In the 1950s and ’60s Maori show bands rode a wave of popularity in New Zealand and soon Australia, taking the cabaret and nightclubs world by storm.

The Modern Maori Quartet  revives the  slick slick suits and smooth style of that era but with an updated song list that includes several compositions of their own.   One tune that stays with anyone in the audience  is Don’t Fall in Love.

The music is nostalgic and evocative,  songs of love and longing,  melding lilting, familiar tunes and Maori melodies, with a lesson in some basic Maori expressions woven in.   The four performers are both professionally accomplished and slyly flirtatious, playing off each other in back chats and  musical duels.

The Assembly theatre auditorium is a very different space from the Quartet’s recent tour with the New Zealand Symphony Orchestra, playing the biggest concert halls in the country.   But by the end of the hour they’ve cast a Kiwi spell over the room, which it’s hard to leave behind.

Modern Maori Quartet Edinburgh Fringe Assembly
The Modern Maori Quartet

There’s a war medley, in a reminder of the Maori soldiers who served in both First and Second World Wars including at Gallipoli, where the huge casualty rolls are seen as having a  profound impact on the emerging identities of both New Zealand and Australia.

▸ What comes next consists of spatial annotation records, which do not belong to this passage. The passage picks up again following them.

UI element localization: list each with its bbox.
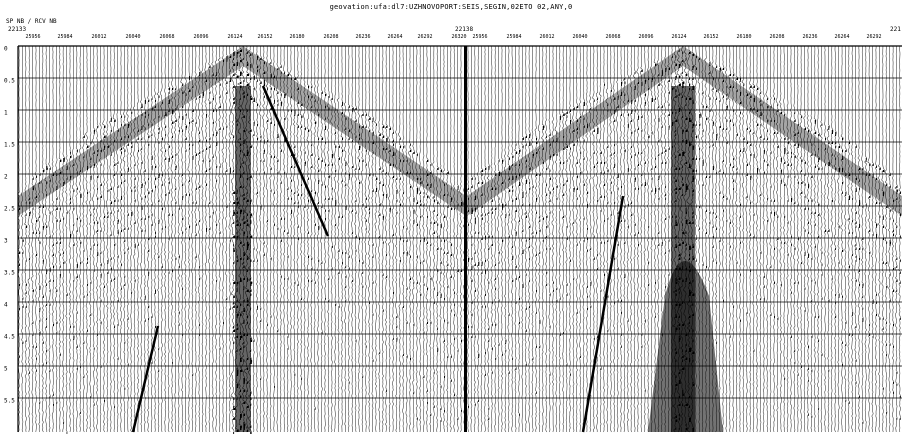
receiver-number-label: 26208 — [323, 34, 339, 40]
linear-noise-streak — [261, 85, 330, 237]
receiver-number-label: 26292 — [417, 34, 433, 40]
receiver-number-label: 26096 — [638, 34, 654, 40]
receiver-number-label: 26236 — [802, 34, 818, 40]
time-tick-label: 3 — [4, 237, 8, 245]
receiver-number-label: 25984 — [57, 34, 73, 40]
time-tick-label: 1.5 — [4, 141, 15, 149]
ground-roll-fan — [648, 261, 723, 432]
time-tick-label: 0 — [4, 45, 8, 53]
time-tick-label: 3.5 — [4, 269, 15, 277]
receiver-number-label: 26292 — [866, 34, 882, 40]
axis-header-label: SP NB / RCV NB — [6, 18, 57, 25]
receiver-number-label: 26208 — [769, 34, 785, 40]
receiver-number-label: 25956 — [472, 34, 488, 40]
time-tick-label: 4.5 — [4, 333, 15, 341]
receiver-number-label: 26124 — [671, 34, 687, 40]
receiver-number-label: 25984 — [506, 34, 522, 40]
receiver-number-label: 26096 — [193, 34, 209, 40]
receiver-number-label: 26180 — [736, 34, 752, 40]
receiver-number-label: 26320 — [451, 34, 467, 40]
receiver-number-label: 26040 — [125, 34, 141, 40]
receiver-number-label: 26012 — [91, 34, 107, 40]
receiver-number-label: 26180 — [289, 34, 305, 40]
time-tick-label: 5.5 — [4, 397, 15, 405]
time-tick-label: 2 — [4, 173, 8, 181]
receiver-number-label: 26152 — [703, 34, 719, 40]
receiver-number-label: 26152 — [257, 34, 273, 40]
linear-noise-streak — [581, 195, 625, 433]
receiver-number-label: 26264 — [834, 34, 850, 40]
time-tick-label: 1 — [4, 109, 8, 117]
time-tick-label: 5 — [4, 365, 8, 373]
shot-point-label: 22133 — [8, 26, 27, 33]
linear-noise-streak — [131, 325, 160, 433]
panel-separator — [464, 46, 467, 432]
receiver-number-label: 26124 — [227, 34, 243, 40]
time-tick-label: 4 — [4, 301, 8, 309]
receiver-number-label: 26264 — [387, 34, 403, 40]
time-tick-label: 2.5 — [4, 205, 15, 213]
receiver-number-label: 26012 — [539, 34, 555, 40]
window-title: geovation:ufa:dl7:UZHNOVOPORT:SEIS,SEGIN… — [329, 3, 573, 11]
shot-point-label: 221 — [890, 26, 901, 33]
shot-point-label: 22138 — [455, 26, 474, 33]
receiver-number-label: 26068 — [159, 34, 175, 40]
time-tick-label: 0.5 — [4, 77, 15, 85]
receiver-number-label: 25956 — [25, 34, 41, 40]
receiver-number-label: 26068 — [605, 34, 621, 40]
receiver-number-label: 26236 — [355, 34, 371, 40]
ground-roll-core — [235, 86, 251, 432]
receiver-number-label: 26040 — [572, 34, 588, 40]
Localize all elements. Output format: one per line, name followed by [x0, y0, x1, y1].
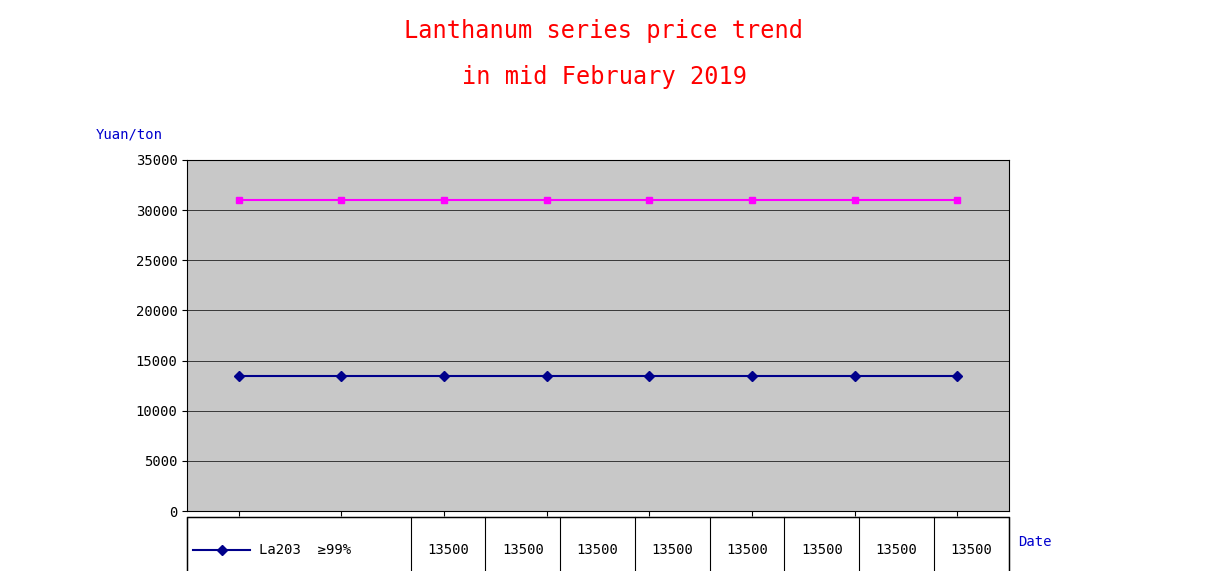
Text: Yuan/ton: Yuan/ton [97, 127, 163, 141]
Text: in mid February 2019: in mid February 2019 [461, 65, 747, 89]
Text: La203  ≥99%: La203 ≥99% [259, 542, 350, 557]
Text: 13500: 13500 [651, 542, 693, 557]
Text: 13500: 13500 [576, 542, 618, 557]
Text: 13500: 13500 [726, 542, 768, 557]
Text: 13500: 13500 [501, 542, 544, 557]
Text: Date: Date [1018, 536, 1052, 549]
Text: 13500: 13500 [801, 542, 843, 557]
Text: 13500: 13500 [876, 542, 918, 557]
Text: 13500: 13500 [428, 542, 469, 557]
Text: 13500: 13500 [951, 542, 992, 557]
Text: Lanthanum series price trend: Lanthanum series price trend [405, 19, 803, 43]
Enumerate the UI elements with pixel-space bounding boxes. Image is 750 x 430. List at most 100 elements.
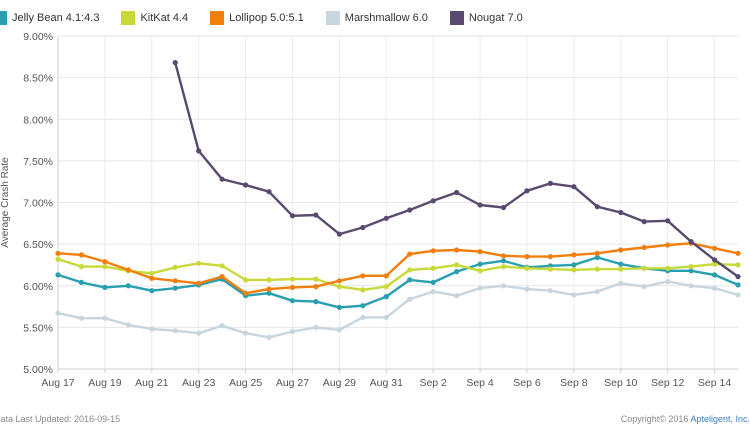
data-point-nougat-7-0 bbox=[383, 215, 389, 221]
data-point-nougat-7-0 bbox=[477, 202, 483, 208]
data-point-kitkat-4-4 bbox=[524, 265, 530, 271]
data-point-jelly-bean-4-1-4-3 bbox=[383, 294, 389, 300]
data-point-lollipop-5-0-5-1 bbox=[735, 250, 741, 256]
data-point-lollipop-5-0-5-1 bbox=[219, 274, 225, 280]
data-point-marshmallow-6-0 bbox=[454, 293, 460, 299]
data-point-nougat-7-0 bbox=[641, 219, 647, 225]
data-point-jelly-bean-4-1-4-3 bbox=[125, 283, 131, 289]
data-point-kitkat-4-4 bbox=[618, 266, 624, 272]
data-point-lollipop-5-0-5-1 bbox=[665, 242, 671, 248]
data-point-marshmallow-6-0 bbox=[149, 326, 155, 332]
data-point-lollipop-5-0-5-1 bbox=[55, 250, 61, 256]
x-tick-label: Aug 29 bbox=[323, 377, 356, 389]
data-point-kitkat-4-4 bbox=[102, 264, 108, 270]
data-point-nougat-7-0 bbox=[594, 204, 600, 210]
x-tick-label: Aug 17 bbox=[41, 377, 74, 389]
legend-item-lollipop[interactable]: Lollipop 5.0:5.1 bbox=[210, 11, 304, 25]
data-point-marshmallow-6-0 bbox=[430, 289, 436, 295]
data-point-kitkat-4-4 bbox=[712, 261, 718, 267]
data-point-lollipop-5-0-5-1 bbox=[594, 250, 600, 256]
legend-item-kitkat[interactable]: KitKat 4.4 bbox=[121, 11, 188, 25]
data-point-marshmallow-6-0 bbox=[266, 334, 272, 340]
legend-item-jelly-bean[interactable]: Jelly Bean 4.1:4.3 bbox=[0, 11, 99, 25]
data-point-marshmallow-6-0 bbox=[735, 292, 741, 298]
x-tick-label: Sep 4 bbox=[466, 377, 494, 389]
data-point-nougat-7-0 bbox=[618, 209, 624, 216]
y-tick-label: 9.00% bbox=[23, 31, 53, 43]
series-line-kitkat-4-4 bbox=[56, 257, 740, 292]
data-point-lollipop-5-0-5-1 bbox=[618, 247, 624, 253]
data-point-kitkat-4-4 bbox=[289, 276, 296, 282]
data-point-nougat-7-0 bbox=[172, 60, 178, 66]
data-point-jelly-bean-4-1-4-3 bbox=[336, 304, 342, 310]
data-point-kitkat-4-4 bbox=[430, 265, 436, 271]
legend-label-kitkat: KitKat 4.4 bbox=[140, 12, 189, 24]
data-point-marshmallow-6-0 bbox=[336, 327, 342, 333]
data-point-lollipop-5-0-5-1 bbox=[266, 286, 272, 292]
data-point-kitkat-4-4 bbox=[641, 265, 647, 271]
data-point-marshmallow-6-0 bbox=[594, 289, 600, 295]
x-tick-label: Sep 8 bbox=[560, 377, 588, 389]
data-point-nougat-7-0 bbox=[407, 207, 413, 213]
data-point-kitkat-4-4 bbox=[594, 266, 600, 272]
data-point-jelly-bean-4-1-4-3 bbox=[477, 261, 483, 267]
data-point-marshmallow-6-0 bbox=[243, 330, 249, 336]
data-point-jelly-bean-4-1-4-3 bbox=[360, 303, 366, 309]
copyright-brand-link[interactable]: Apteligent, Inc. bbox=[690, 414, 750, 424]
y-tick-label: 8.00% bbox=[23, 114, 53, 126]
y-tick-label: 8.50% bbox=[23, 73, 53, 85]
data-point-jelly-bean-4-1-4-3 bbox=[407, 277, 413, 283]
data-point-nougat-7-0 bbox=[219, 176, 225, 182]
data-point-jelly-bean-4-1-4-3 bbox=[78, 279, 84, 285]
legend-swatch-lollipop bbox=[210, 11, 225, 25]
data-point-nougat-7-0 bbox=[665, 218, 671, 224]
data-point-nougat-7-0 bbox=[454, 189, 460, 196]
data-point-kitkat-4-4 bbox=[407, 267, 413, 273]
data-point-nougat-7-0 bbox=[547, 180, 554, 186]
data-point-jelly-bean-4-1-4-3 bbox=[149, 288, 155, 294]
data-point-lollipop-5-0-5-1 bbox=[383, 273, 389, 279]
y-tick-label: 6.00% bbox=[23, 281, 53, 293]
data-point-lollipop-5-0-5-1 bbox=[454, 247, 460, 253]
x-tick-label: Aug 31 bbox=[370, 377, 403, 389]
data-point-nougat-7-0 bbox=[243, 182, 249, 188]
x-tick-label: Aug 27 bbox=[276, 377, 309, 389]
x-tick-label: Sep 2 bbox=[419, 377, 447, 389]
legend-label-lollipop: Lollipop 5.0:5.1 bbox=[229, 12, 304, 24]
y-tick-label: 7.00% bbox=[23, 198, 53, 210]
x-tick-label: Sep 14 bbox=[698, 377, 731, 389]
data-point-nougat-7-0 bbox=[688, 239, 694, 245]
data-point-jelly-bean-4-1-4-3 bbox=[500, 258, 507, 264]
data-point-kitkat-4-4 bbox=[688, 264, 694, 270]
data-point-jelly-bean-4-1-4-3 bbox=[571, 262, 577, 268]
y-tick-label: 5.00% bbox=[23, 364, 53, 376]
data-point-lollipop-5-0-5-1 bbox=[78, 252, 84, 258]
copyright-prefix: Copyright© 2016 bbox=[620, 414, 691, 424]
data-point-jelly-bean-4-1-4-3 bbox=[594, 254, 600, 260]
data-point-lollipop-5-0-5-1 bbox=[289, 284, 296, 290]
data-point-marshmallow-6-0 bbox=[571, 292, 577, 298]
data-point-kitkat-4-4 bbox=[149, 270, 155, 276]
data-point-kitkat-4-4 bbox=[665, 265, 671, 271]
data-point-kitkat-4-4 bbox=[313, 276, 319, 282]
legend-item-marshmallow[interactable]: Marshmallow 6.0 bbox=[325, 11, 428, 25]
data-point-lollipop-5-0-5-1 bbox=[243, 290, 249, 296]
copyright: Copyright© 2016 Apteligent, Inc. bbox=[621, 414, 750, 424]
data-point-nougat-7-0 bbox=[712, 257, 718, 263]
legend-swatch-jelly-bean bbox=[0, 11, 7, 25]
data-point-jelly-bean-4-1-4-3 bbox=[688, 268, 694, 274]
data-point-jelly-bean-4-1-4-3 bbox=[430, 279, 436, 285]
data-point-nougat-7-0 bbox=[289, 213, 296, 219]
data-point-jelly-bean-4-1-4-3 bbox=[454, 269, 460, 275]
data-point-lollipop-5-0-5-1 bbox=[641, 244, 647, 251]
data-point-jelly-bean-4-1-4-3 bbox=[313, 299, 319, 305]
data-point-marshmallow-6-0 bbox=[196, 330, 202, 336]
series-line-jelly-bean-4-1-4-3 bbox=[56, 256, 740, 309]
data-point-jelly-bean-4-1-4-3 bbox=[55, 272, 61, 278]
data-point-kitkat-4-4 bbox=[547, 266, 554, 272]
legend-item-nougat[interactable]: Nougat 7.0 bbox=[449, 11, 523, 25]
data-point-kitkat-4-4 bbox=[172, 264, 178, 270]
data-point-kitkat-4-4 bbox=[735, 262, 741, 268]
data-point-marshmallow-6-0 bbox=[618, 280, 624, 286]
data-point-nougat-7-0 bbox=[336, 231, 342, 237]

Two of the performers, Rutene Spooner and  Tainui Kuru, are drama school graduates with extensive backgrounds in musical theatre, with gifted voices and acting skills that shine through.   Matariki Whatarau is a veteran of stage and screen performances;  the four call themselves actors who sing, rather than singers who act.   James Tito is the founder of the group, intent on reviving and modernising the glories of an earlier era.